Mas para esses burgueses maçónicos que vão fazer de tudo para manter esses rituais satânicos de destruição humana na sociedade Portuguesa, quem vai até à praia num fim-de-semana e tem o azar de levar com uma onda em cima, que vê os seus colegas a serem levados pelo mar com os pés amarrados, e é usado pela comunicação social para ser julgado em praça pública como sendo o único responsável pelo incidente, para o Exmo. Secretário de Estado, isso já se trata de “incumprir a Lei”, mas quem viola sistematicamente toda e qualquer Lei, ano após ano, durante as semanas académicas, pelas práticas Humanamente destrutivas, fraudulentas e criminosas, entre as Associações Académicas, as Reitorias das Universidades e o Comércio, isso já é permissível!

Também o Dux Veteranorum da Universidade de Coimbra, João Luís Jesus, defendeu hoje que outras instituições do Ensino Superior fizeram cópias mal feitas daquilo que é a praxe de Coimbra, a mais antiga do país, considerando que “há certas coisas que não podem ser consideradas” praxe.

Ai sim? Um pirata para outro pirata: A tua cópia está mal feita! É engraçado! Ah! Ah! Ah! Então diz-me lá o que é que pode ser considerado praxe? As Latadas de Coimbra?
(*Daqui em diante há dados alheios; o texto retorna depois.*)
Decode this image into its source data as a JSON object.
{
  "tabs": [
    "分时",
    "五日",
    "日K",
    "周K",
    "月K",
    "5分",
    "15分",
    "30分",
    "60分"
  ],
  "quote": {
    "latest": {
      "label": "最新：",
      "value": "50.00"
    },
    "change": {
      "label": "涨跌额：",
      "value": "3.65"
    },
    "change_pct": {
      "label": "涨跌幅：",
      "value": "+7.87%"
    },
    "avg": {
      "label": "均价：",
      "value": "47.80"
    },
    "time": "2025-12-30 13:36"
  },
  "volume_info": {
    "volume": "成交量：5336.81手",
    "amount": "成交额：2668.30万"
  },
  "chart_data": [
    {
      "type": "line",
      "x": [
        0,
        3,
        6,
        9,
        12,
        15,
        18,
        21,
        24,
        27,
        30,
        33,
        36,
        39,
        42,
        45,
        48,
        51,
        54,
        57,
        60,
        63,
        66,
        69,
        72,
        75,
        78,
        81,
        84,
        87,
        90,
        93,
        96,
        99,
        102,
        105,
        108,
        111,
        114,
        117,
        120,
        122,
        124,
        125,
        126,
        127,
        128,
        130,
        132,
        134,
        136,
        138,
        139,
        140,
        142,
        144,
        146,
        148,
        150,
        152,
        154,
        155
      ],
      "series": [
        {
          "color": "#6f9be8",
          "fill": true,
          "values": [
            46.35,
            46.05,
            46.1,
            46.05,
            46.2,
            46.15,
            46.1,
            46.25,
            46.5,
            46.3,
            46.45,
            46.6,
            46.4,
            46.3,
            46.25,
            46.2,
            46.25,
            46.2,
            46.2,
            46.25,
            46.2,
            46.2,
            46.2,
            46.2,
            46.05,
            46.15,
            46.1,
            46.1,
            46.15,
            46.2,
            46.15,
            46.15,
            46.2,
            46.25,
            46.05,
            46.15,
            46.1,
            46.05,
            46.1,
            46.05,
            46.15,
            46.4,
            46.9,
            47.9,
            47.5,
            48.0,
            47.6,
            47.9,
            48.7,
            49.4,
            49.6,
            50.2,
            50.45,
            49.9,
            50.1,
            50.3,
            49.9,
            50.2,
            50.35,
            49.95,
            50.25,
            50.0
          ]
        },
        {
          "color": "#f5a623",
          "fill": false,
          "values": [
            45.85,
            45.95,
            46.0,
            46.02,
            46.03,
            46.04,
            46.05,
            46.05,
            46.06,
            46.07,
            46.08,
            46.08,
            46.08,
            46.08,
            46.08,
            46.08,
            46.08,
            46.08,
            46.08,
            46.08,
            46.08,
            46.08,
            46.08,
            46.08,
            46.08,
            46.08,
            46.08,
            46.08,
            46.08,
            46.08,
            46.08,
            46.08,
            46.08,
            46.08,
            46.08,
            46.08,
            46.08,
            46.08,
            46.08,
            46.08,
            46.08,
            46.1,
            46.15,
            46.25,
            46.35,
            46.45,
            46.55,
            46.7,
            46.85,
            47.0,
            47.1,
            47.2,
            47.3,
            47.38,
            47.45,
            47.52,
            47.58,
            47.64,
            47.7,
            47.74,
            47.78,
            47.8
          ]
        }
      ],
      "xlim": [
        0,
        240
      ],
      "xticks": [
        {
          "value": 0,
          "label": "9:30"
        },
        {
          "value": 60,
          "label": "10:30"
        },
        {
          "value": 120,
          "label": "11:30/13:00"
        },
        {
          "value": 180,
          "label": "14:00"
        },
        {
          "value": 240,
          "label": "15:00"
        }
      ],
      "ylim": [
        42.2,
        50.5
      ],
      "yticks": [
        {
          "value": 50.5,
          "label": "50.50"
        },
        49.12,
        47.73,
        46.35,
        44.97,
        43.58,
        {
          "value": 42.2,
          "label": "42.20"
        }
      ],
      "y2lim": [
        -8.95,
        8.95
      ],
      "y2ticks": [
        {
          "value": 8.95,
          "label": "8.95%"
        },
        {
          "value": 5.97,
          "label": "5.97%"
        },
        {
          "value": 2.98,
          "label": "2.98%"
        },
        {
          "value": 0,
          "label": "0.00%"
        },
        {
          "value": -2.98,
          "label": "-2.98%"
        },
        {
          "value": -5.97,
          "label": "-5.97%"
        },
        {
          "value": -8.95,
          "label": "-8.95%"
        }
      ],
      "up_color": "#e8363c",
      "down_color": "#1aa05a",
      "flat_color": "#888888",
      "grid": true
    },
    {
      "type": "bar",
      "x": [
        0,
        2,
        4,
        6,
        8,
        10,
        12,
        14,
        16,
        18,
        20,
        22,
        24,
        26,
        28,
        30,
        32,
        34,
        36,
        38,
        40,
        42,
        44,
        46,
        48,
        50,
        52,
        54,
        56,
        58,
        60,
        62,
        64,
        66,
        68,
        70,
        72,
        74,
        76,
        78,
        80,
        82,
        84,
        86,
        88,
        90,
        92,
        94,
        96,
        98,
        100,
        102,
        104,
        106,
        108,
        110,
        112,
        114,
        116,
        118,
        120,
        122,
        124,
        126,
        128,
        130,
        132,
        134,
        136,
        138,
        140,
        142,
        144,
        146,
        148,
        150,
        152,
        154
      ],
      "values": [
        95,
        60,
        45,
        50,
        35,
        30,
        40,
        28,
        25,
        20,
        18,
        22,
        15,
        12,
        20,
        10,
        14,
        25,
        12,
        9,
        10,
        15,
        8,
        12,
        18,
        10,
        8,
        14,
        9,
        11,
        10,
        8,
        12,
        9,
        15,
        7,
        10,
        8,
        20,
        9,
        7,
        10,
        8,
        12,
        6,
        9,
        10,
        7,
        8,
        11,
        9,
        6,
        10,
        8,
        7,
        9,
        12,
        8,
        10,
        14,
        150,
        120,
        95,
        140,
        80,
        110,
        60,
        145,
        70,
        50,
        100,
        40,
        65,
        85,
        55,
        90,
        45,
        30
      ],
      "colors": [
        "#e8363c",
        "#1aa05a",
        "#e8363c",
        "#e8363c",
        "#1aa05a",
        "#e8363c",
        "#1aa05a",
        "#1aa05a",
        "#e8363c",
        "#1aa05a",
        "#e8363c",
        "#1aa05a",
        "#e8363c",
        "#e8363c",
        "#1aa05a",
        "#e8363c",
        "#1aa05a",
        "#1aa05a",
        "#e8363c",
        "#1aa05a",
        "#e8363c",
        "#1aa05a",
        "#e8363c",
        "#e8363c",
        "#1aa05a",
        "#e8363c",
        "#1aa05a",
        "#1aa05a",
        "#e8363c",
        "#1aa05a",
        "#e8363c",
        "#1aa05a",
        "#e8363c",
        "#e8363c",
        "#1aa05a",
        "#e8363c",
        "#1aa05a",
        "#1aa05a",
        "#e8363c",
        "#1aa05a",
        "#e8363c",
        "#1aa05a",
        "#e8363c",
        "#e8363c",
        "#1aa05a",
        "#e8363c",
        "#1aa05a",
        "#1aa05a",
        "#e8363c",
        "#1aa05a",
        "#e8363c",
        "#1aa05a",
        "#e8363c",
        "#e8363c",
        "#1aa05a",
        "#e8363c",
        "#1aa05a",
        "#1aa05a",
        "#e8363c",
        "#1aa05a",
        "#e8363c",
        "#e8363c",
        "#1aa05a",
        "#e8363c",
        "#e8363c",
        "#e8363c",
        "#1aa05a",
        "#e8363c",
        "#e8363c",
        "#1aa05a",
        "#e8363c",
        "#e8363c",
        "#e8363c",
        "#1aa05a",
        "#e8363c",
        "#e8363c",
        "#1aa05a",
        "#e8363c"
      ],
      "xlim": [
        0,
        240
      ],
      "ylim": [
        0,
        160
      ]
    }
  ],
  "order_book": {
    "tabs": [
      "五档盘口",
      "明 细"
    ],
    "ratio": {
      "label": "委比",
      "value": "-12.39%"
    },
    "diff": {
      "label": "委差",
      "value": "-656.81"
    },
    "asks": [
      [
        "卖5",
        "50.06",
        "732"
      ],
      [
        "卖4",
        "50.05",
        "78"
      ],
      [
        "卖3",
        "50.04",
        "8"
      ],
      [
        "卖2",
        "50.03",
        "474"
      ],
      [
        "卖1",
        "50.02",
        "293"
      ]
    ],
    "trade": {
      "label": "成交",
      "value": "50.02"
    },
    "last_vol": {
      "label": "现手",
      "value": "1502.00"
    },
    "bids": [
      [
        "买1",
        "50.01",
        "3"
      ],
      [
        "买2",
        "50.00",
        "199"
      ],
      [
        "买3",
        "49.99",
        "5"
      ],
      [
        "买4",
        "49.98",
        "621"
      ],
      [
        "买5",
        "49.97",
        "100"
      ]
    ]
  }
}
Que como já expliquei aqui, são rituais satânicos que os antigos estudantes de Coimbra faziam aos cães de rua, amarravam-lhes latas no rabo e os cães, assustados com o barulho que faziam com as latas a bater no chão, corriam assustados por entre as ruas de Coimbra, ao longo da noite, acordando as pessoas em suas casas, o que dava um enorme gozo aos tolinhos de gotham city, esses veteranos que querem manter as tradições satânicas precisamente para destruir o conceito Académico, que nada tem a ver com latas amarradas ao corpo, com praxes, e muito menos álcool e drogas!

Eles subvertem o Conhecimento, eles enganam as pessoas que desconhecem tudo isto, a História, as Origens de certas tradições que são indiscutivelmente satânicas porque toda a sociedade é satânica arquitectada por homens e mulheres satânicas que prestam culto a entidades e forças demoníacas e egocêntricas! Praxes são praxes, não há praxes de Coimbra, praxes de Lisboa e praxes do Porto! Há praxes! Não se deixem enganar! As praxes em nada dignificam a Vida Académica e muito menos humana, pelo contrário, destroem vidas Humanas, afastam os Estudantes do Conhecimento, da Sabedoria da Vida, do intelecto, do Amor, da Amizade, da Humanização, da Cultura e da Ciência!